When the Brookings Institution and Urban Institute claim any tax reform will “lose trillions” they are comparing their static estimates of revenues from those plans (which assume tax rates could double or be cut in half with no effect on growth or tax avoidance) to totally unrealistic “baseline” projections from the Congresional Budget Office. Those CBO projections assume that rapid 2.4% annual increases in real hourly compensation over the next decade will push more people into higher tax brackets every year. As a result, the average tax burden supposedly rises forever — from 17.7% of GDP in 2015 to 19.9% in 2045 and 23.8% by 2090. And, typical of static estimates, this ever-increasing tax burden is imagined to have no bad effects on the economy.
Such a high level of federal taxation never happened in the past (20% was a record set in the tech stock boom of 2000) and it will never happen in the future. In short, this is an entirely bogus basis by which to judge tax reform plans.

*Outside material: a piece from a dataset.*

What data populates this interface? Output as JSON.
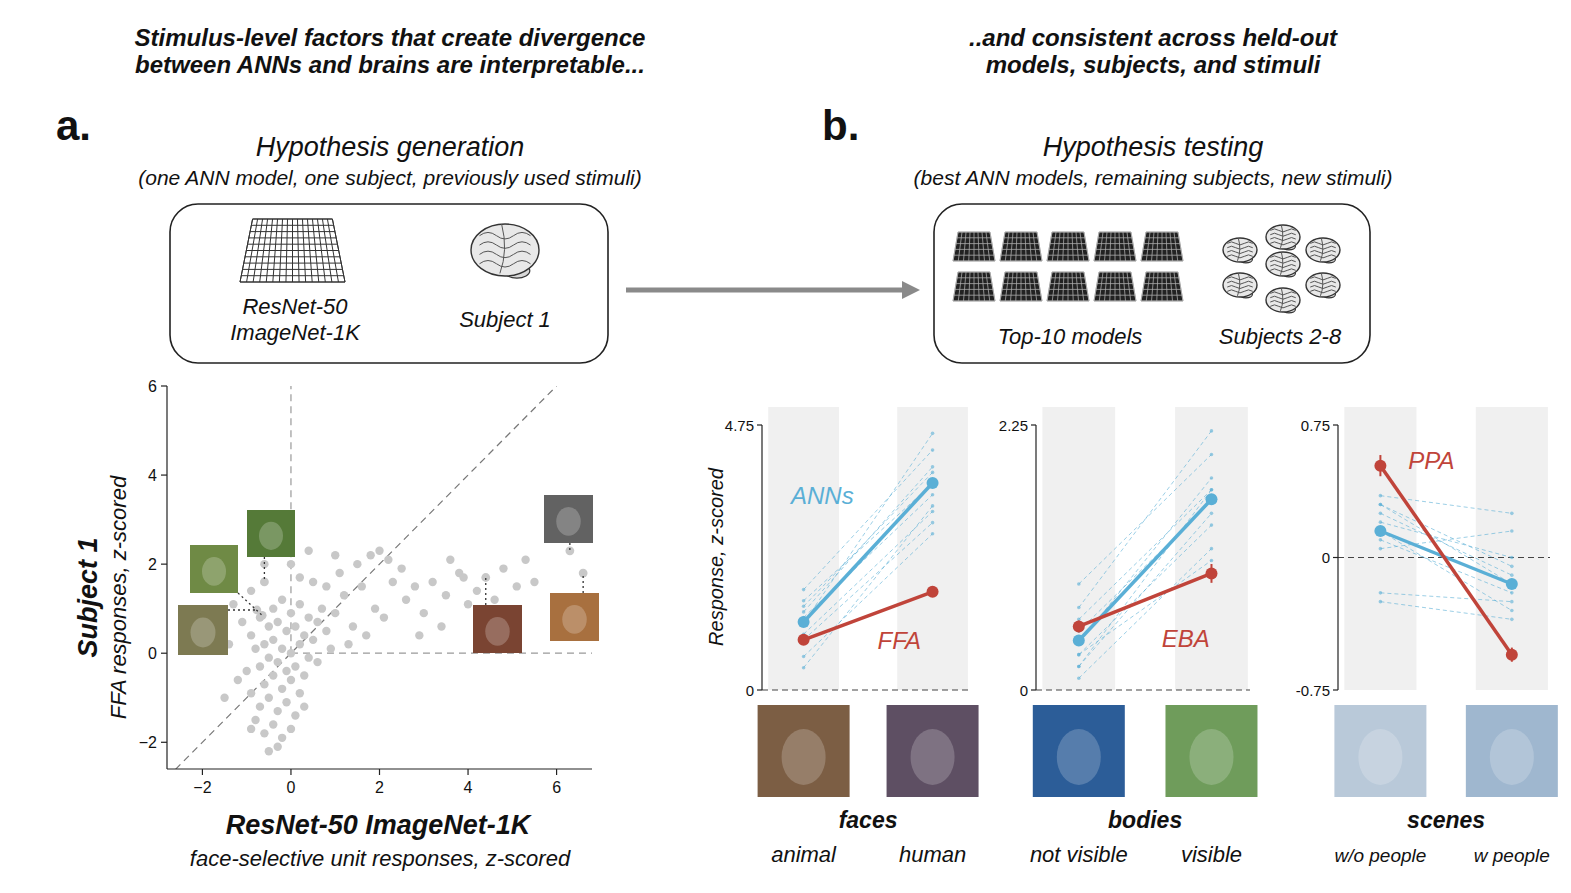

A far more sensible question would be this:
Will the Cruz or Rubio tax reforms raise just as much money as the Obama “tax increase” has — namely, 17.5% of GDP from 2013 to 2015. If so, then real tax revenues will grow faster after reform because real GDP growth will surely be at least 1.2% faster — or a middling 3.5% a year, which is all the cautious Tax Foundation estimates suggest.